Vidar hummed. "Do you also protect the mermaids?"

"Oh, bad news, sir Wolf." Lange Wapper curled his bottom lip. "The mermaids no longer sing their songs, haven't for a long time. The Schelde is too dirty, too smelly."

"And have you seen one that doesn't sing?"

The creature leant forward, a constipated look on his face. His voice rose as his body moved closer to his feet. "I don't understand the question. I have lost the game."

"No, you're doing great." Vidar picked up the phone and showed it to the shapeshifter. "Have you seen one like your rainbow music maker?"

"Dead?"

He nodded.

"That would make me very sad."

So a no. 

"When is it my turn to ask questions?" Lange Wapper asked.

"Soon," Vidar said. "Do you ever visit others like you?"

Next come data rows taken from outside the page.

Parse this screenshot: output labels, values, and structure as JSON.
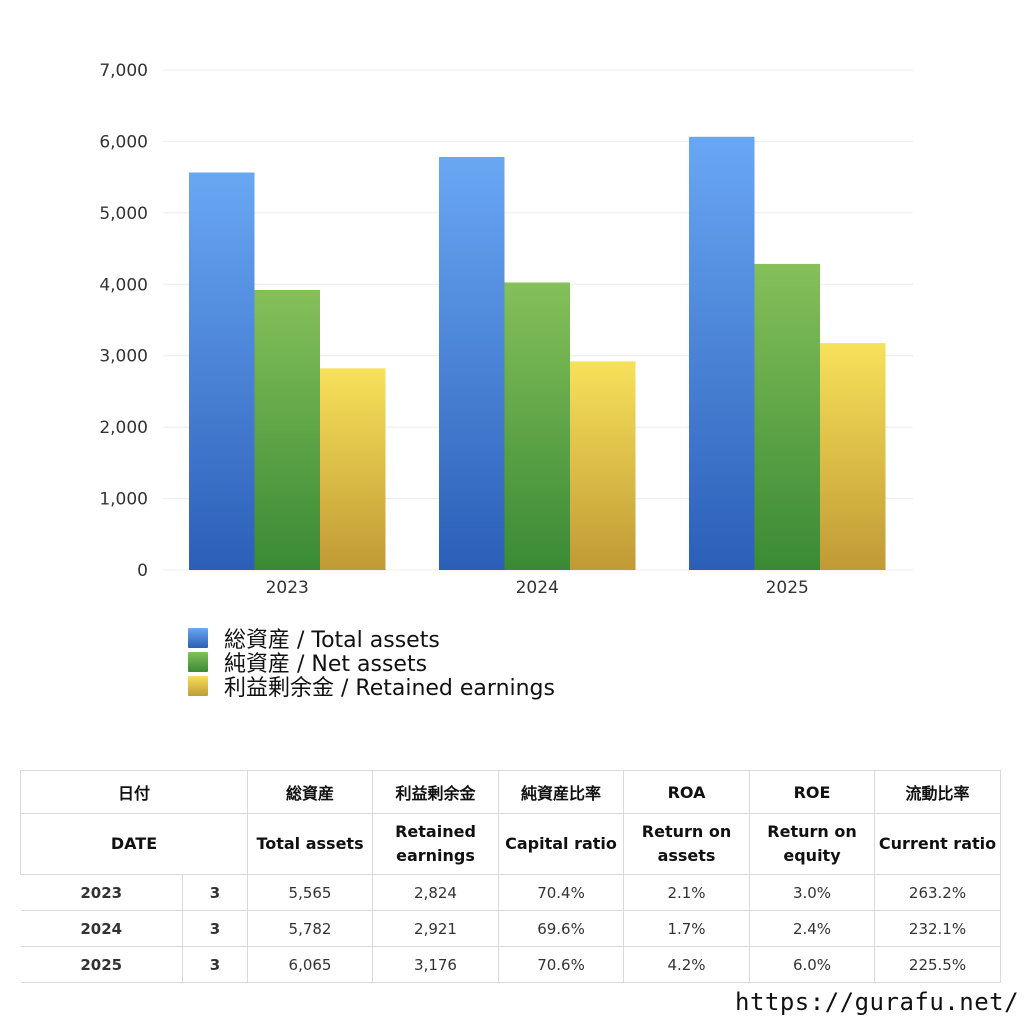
{
  "chart_data": {
    "type": "bar",
    "categories": [
      "2023",
      "2024",
      "2025"
    ],
    "series": [
      {
        "name": "総資産 / Total assets",
        "values": [
          5565,
          5782,
          6065
        ],
        "color_top": "#69a7f3",
        "color_bottom": "#2c5fb8"
      },
      {
        "name": "純資産 / Net assets",
        "values": [
          3920,
          4025,
          4285
        ],
        "color_top": "#85c05a",
        "color_bottom": "#3a8a35"
      },
      {
        "name": "利益剰余金 / Retained earnings",
        "values": [
          2824,
          2921,
          3176
        ],
        "color_top": "#f7e15a",
        "color_bottom": "#c09a35"
      }
    ],
    "yticks": [
      "0",
      "1,000",
      "2,000",
      "3,000",
      "4,000",
      "5,000",
      "6,000",
      "7,000"
    ],
    "ylim": [
      0,
      7000
    ],
    "grid": true,
    "legend_position": "bottom-left"
  },
  "table": {
    "header_jp": {
      "date": "日付",
      "total_assets": "総資産",
      "retained_earnings": "利益剰余金",
      "capital_ratio": "純資産比率",
      "roa": "ROA",
      "roe": "ROE",
      "current_ratio": "流動比率"
    },
    "header_en": {
      "date": "DATE",
      "total_assets": "Total assets",
      "retained_earnings": "Retained\nearnings",
      "capital_ratio": "Capital ratio",
      "roa": "Return on\nassets",
      "roe": "Return on\nequity",
      "current_ratio": "Current ratio"
    },
    "rows": [
      {
        "year": "2023",
        "month": "3",
        "total_assets": "5,565",
        "retained_earnings": "2,824",
        "capital_ratio": "70.4%",
        "roa": "2.1%",
        "roe": "3.0%",
        "current_ratio": "263.2%"
      },
      {
        "year": "2024",
        "month": "3",
        "total_assets": "5,782",
        "retained_earnings": "2,921",
        "capital_ratio": "69.6%",
        "roa": "1.7%",
        "roe": "2.4%",
        "current_ratio": "232.1%"
      },
      {
        "year": "2025",
        "month": "3",
        "total_assets": "6,065",
        "retained_earnings": "3,176",
        "capital_ratio": "70.6%",
        "roa": "4.2%",
        "roe": "6.0%",
        "current_ratio": "225.5%"
      }
    ]
  },
  "footer": {
    "url": "https://gurafu.net/"
  }
}
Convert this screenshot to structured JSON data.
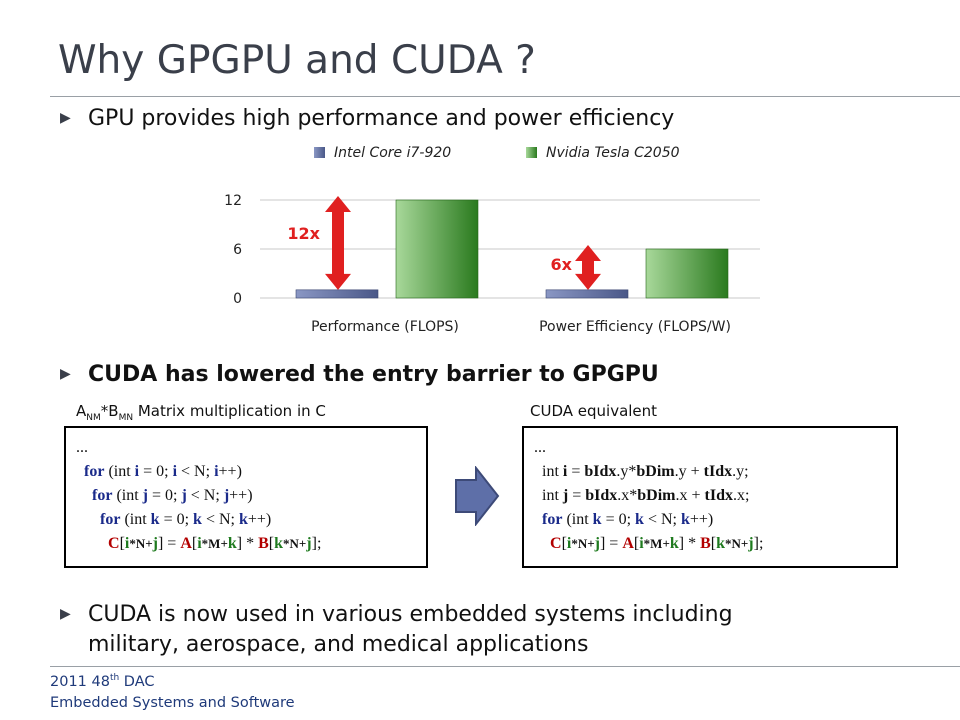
{
  "slide": {
    "title": "Why GPGPU and CUDA ?"
  },
  "bullets": [
    {
      "marker": "▶",
      "text": "GPU provides high performance and power efficiency"
    },
    {
      "marker": "▶",
      "text": "CUDA has lowered the entry barrier to GPGPU"
    },
    {
      "marker": "▶",
      "line1": "CUDA is now used in various embedded systems including",
      "line2": "military, aerospace, and medical applications"
    }
  ],
  "chart_data": {
    "type": "bar",
    "categories": [
      "Performance (FLOPS)",
      "Power Efficiency (FLOPS/W)"
    ],
    "series": [
      {
        "name": "Intel Core i7-920",
        "values": [
          1,
          1
        ],
        "color": "#5b6a9e"
      },
      {
        "name": "Nvidia Tesla C2050",
        "values": [
          12,
          6
        ],
        "color": "#3c9a2e"
      }
    ],
    "yticks": [
      "0",
      "6",
      "12"
    ],
    "ylim": [
      0,
      12
    ],
    "annotations": [
      "12x",
      "6x"
    ],
    "annotation_color": "#e02020",
    "legend_position": "top",
    "grid": true
  },
  "code": {
    "left_label_a": "A",
    "left_label_sub1": "NM",
    "left_label_b": "*B",
    "left_label_sub2": "MN",
    "left_label_rest": " Matrix multiplication in C",
    "right_label": "CUDA equivalent"
  },
  "footer": {
    "line1_a": "2011 48",
    "line1_sup": "th",
    "line1_b": " DAC",
    "line2": "Embedded Systems and Software"
  }
}
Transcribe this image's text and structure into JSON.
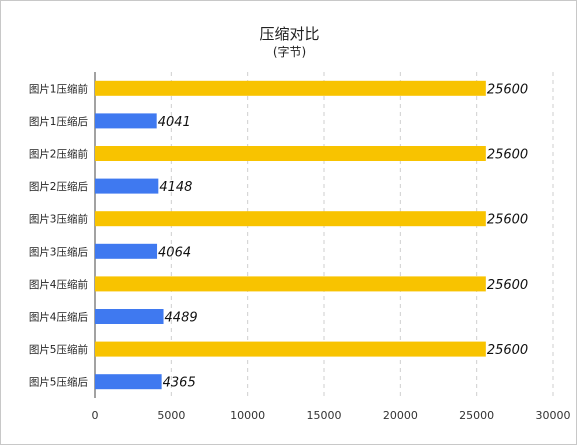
{
  "chart_data": {
    "type": "bar",
    "orientation": "horizontal",
    "title": "压缩对比",
    "subtitle": "(字节)",
    "categories": [
      "图片1压缩前",
      "图片1压缩后",
      "图片2压缩前",
      "图片2压缩后",
      "图片3压缩前",
      "图片3压缩后",
      "图片4压缩前",
      "图片4压缩后",
      "图片5压缩前",
      "图片5压缩后"
    ],
    "values": [
      25600,
      4041,
      25600,
      4148,
      25600,
      4064,
      25600,
      4489,
      25600,
      4365
    ],
    "data_labels": [
      "25600",
      "4041",
      "25600",
      "4148",
      "25600",
      "4064",
      "25600",
      "4489",
      "25600",
      "4365"
    ],
    "bar_colors": [
      "#f8c300",
      "#3f79f0",
      "#f8c300",
      "#3f79f0",
      "#f8c300",
      "#3f79f0",
      "#f8c300",
      "#3f79f0",
      "#f8c300",
      "#3f79f0"
    ],
    "xlim": [
      0,
      30000
    ],
    "x_ticks": [
      "0",
      "5000",
      "10000",
      "15000",
      "20000",
      "25000",
      "30000"
    ],
    "grid": "vertical dashed"
  }
}
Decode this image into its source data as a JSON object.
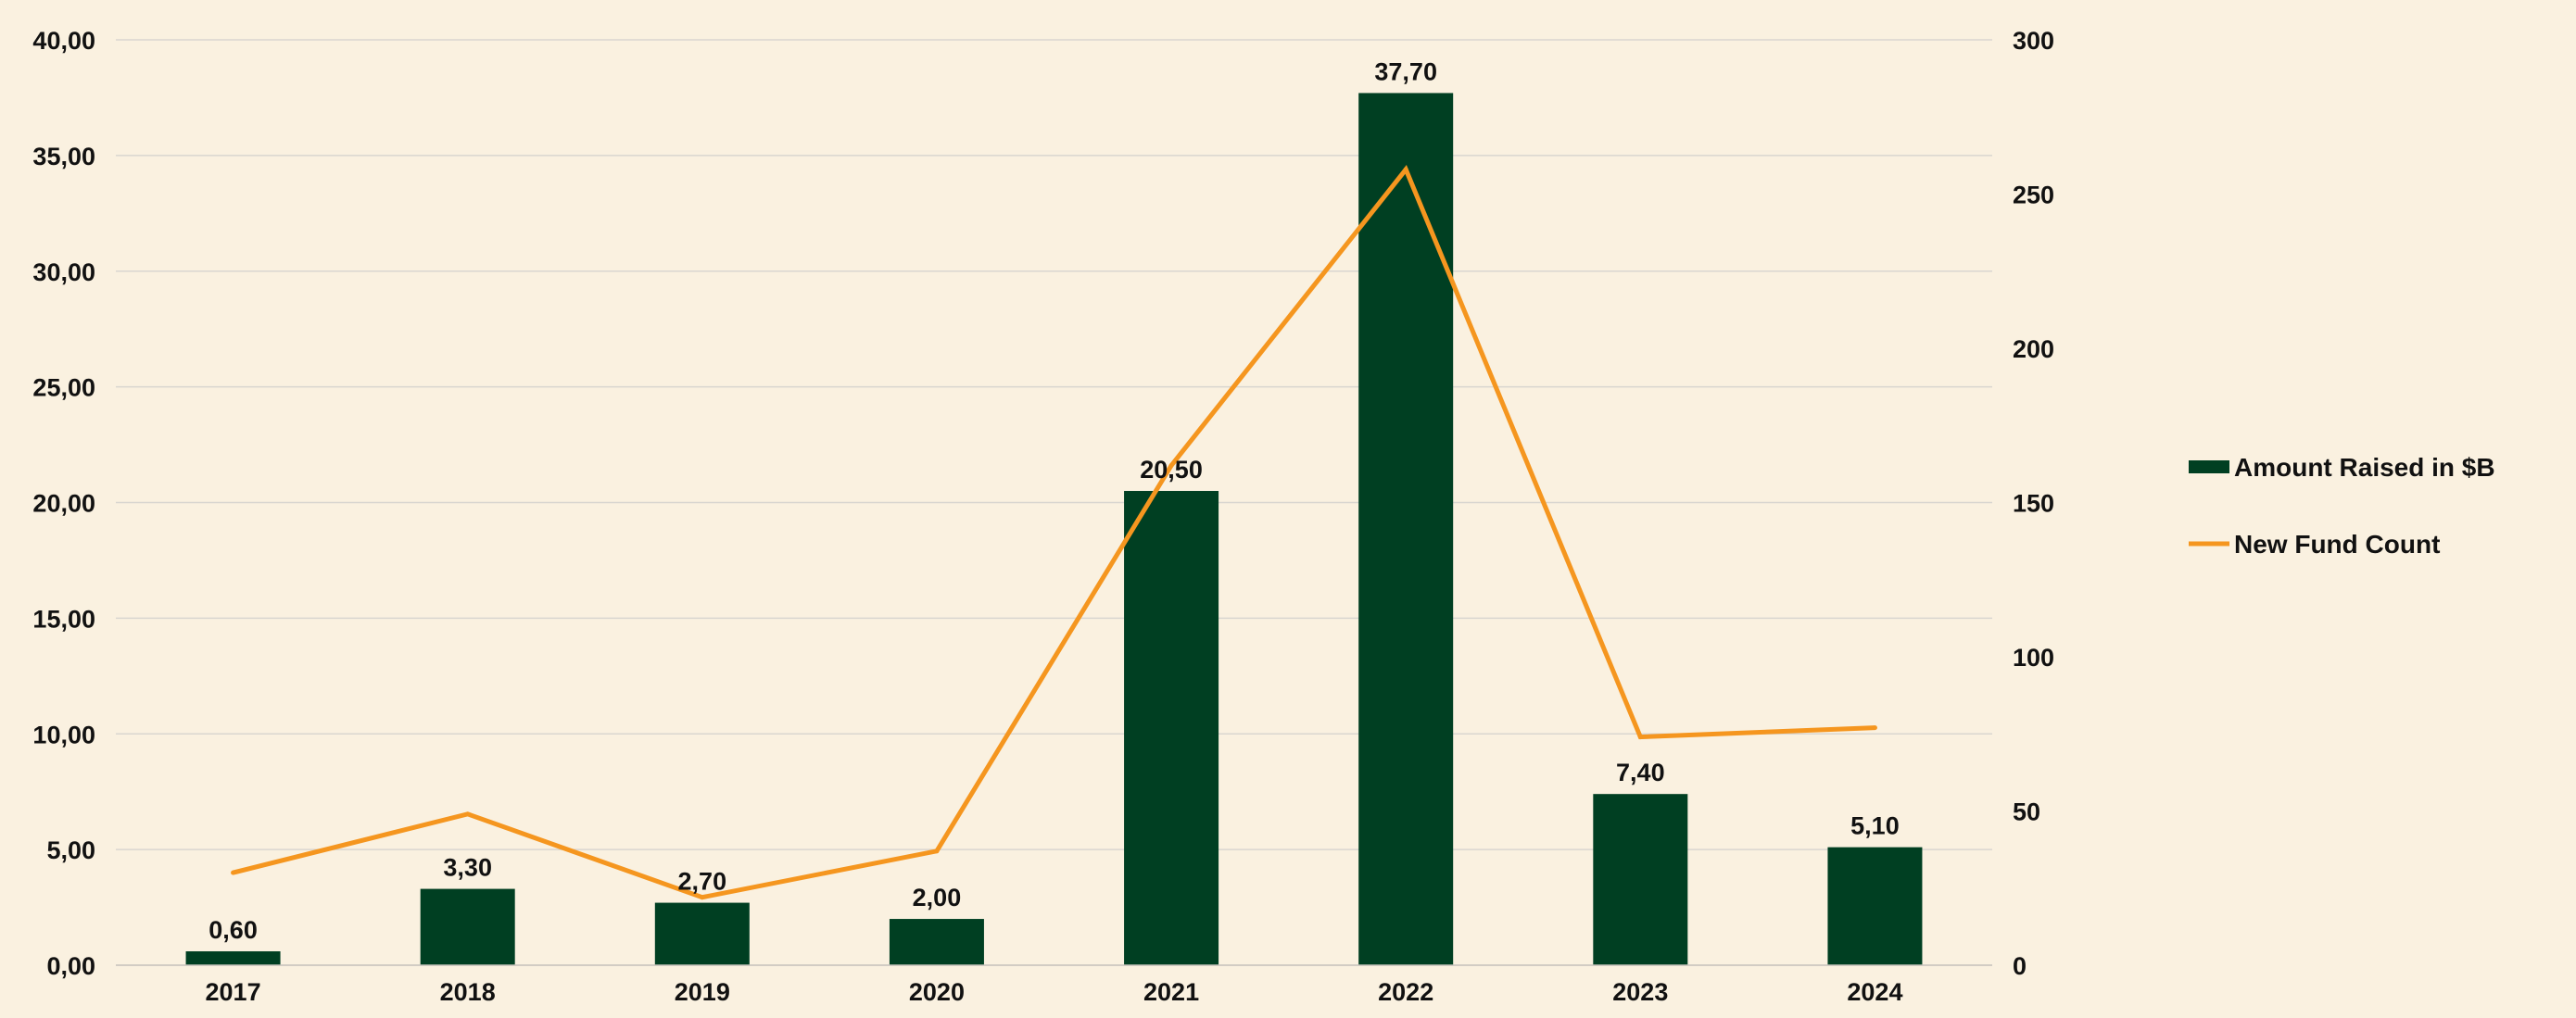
{
  "chart_data": {
    "type": "bar",
    "categories": [
      "2017",
      "2018",
      "2019",
      "2020",
      "2021",
      "2022",
      "2023",
      "2024"
    ],
    "series": [
      {
        "name": "Amount Raised in $B",
        "type": "bar",
        "axis": "left",
        "values": [
          0.6,
          3.3,
          2.7,
          2.0,
          20.5,
          37.7,
          7.4,
          5.1
        ],
        "labels": [
          "0,60",
          "3,30",
          "2,70",
          "2,00",
          "20,50",
          "37,70",
          "7,40",
          "5,10"
        ]
      },
      {
        "name": "New Fund Count",
        "type": "line",
        "axis": "right",
        "values": [
          30,
          49,
          22,
          37,
          162,
          258,
          74,
          77
        ]
      }
    ],
    "y_left": {
      "lim": [
        0,
        40
      ],
      "ticks": [
        0,
        5,
        10,
        15,
        20,
        25,
        30,
        35,
        40
      ],
      "tick_labels": [
        "0,00",
        "5,00",
        "10,00",
        "15,00",
        "20,00",
        "25,00",
        "30,00",
        "35,00",
        "40,00"
      ]
    },
    "y_right": {
      "lim": [
        0,
        300
      ],
      "ticks": [
        0,
        50,
        100,
        150,
        200,
        250,
        300
      ],
      "tick_labels": [
        "0",
        "50",
        "100",
        "150",
        "200",
        "250",
        "300"
      ]
    },
    "title": "",
    "xlabel": "",
    "ylabel": "",
    "grid": true,
    "legend_position": "right",
    "colors": {
      "background": "#faf1e0",
      "bar": "#003f22",
      "line": "#f5961f",
      "grid": "#d9d6d0",
      "text": "#111111"
    }
  }
}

"Giants?" The creature's legs sprouted up.

"Non-humans."

"I always stay here or in the Schelde. I met Reynaert when the moon was waxing. He said he would come to play around the full moon, but it's waning now, and he still hasn't come."

"You understand Reynaert?"

"I talk to fishes too, but they don't say much in return. The fox lies, but I like his tales. And now he hasn't shown, and Antigone disappeared. Should I worry, sir Wolf?"

"Perhaps." 

The two had to be connected. If he found Reynaert, he might find Antigone too. Vidar looked down at his shoes, a silly overreaction now that he had encountered Lange Wapper. The naïve, frolicsome creature was no perpetrator, not even an accomplice.

The jetty shook beneath Vidar's feet as Lange Wapper leapt up and down. "Is it my turn now?"

"Sure."

The giant placed his finger on his beardless chin and poked his skin, his lips puffed, then he started sucking like a fish. He grimaced, taking a breath, then swallowed what he had been thinking of.

"Finding a good question is hard," he told Vidar.

"It is."

He poked his cheeks, appearing more focused on the croaking sounds that they made than on Vidar. Patience was wearing as thin as his coat.

Vidar shivered.

"Do you want to go home?" Lange Wapper asked.

"Yeah."

"Oh, in that case, I do have one question for you, Sir Wolf." He lowered to Vidar's height. "Will you come back?"

Vidar chuckled, surprised by the request. He scratched the itch at the back of his neck. "Sure, yeah... I don't see why not."

"That makes me happy."

The grin on Lange Wapper's face wasn't mischievous, but pure delight.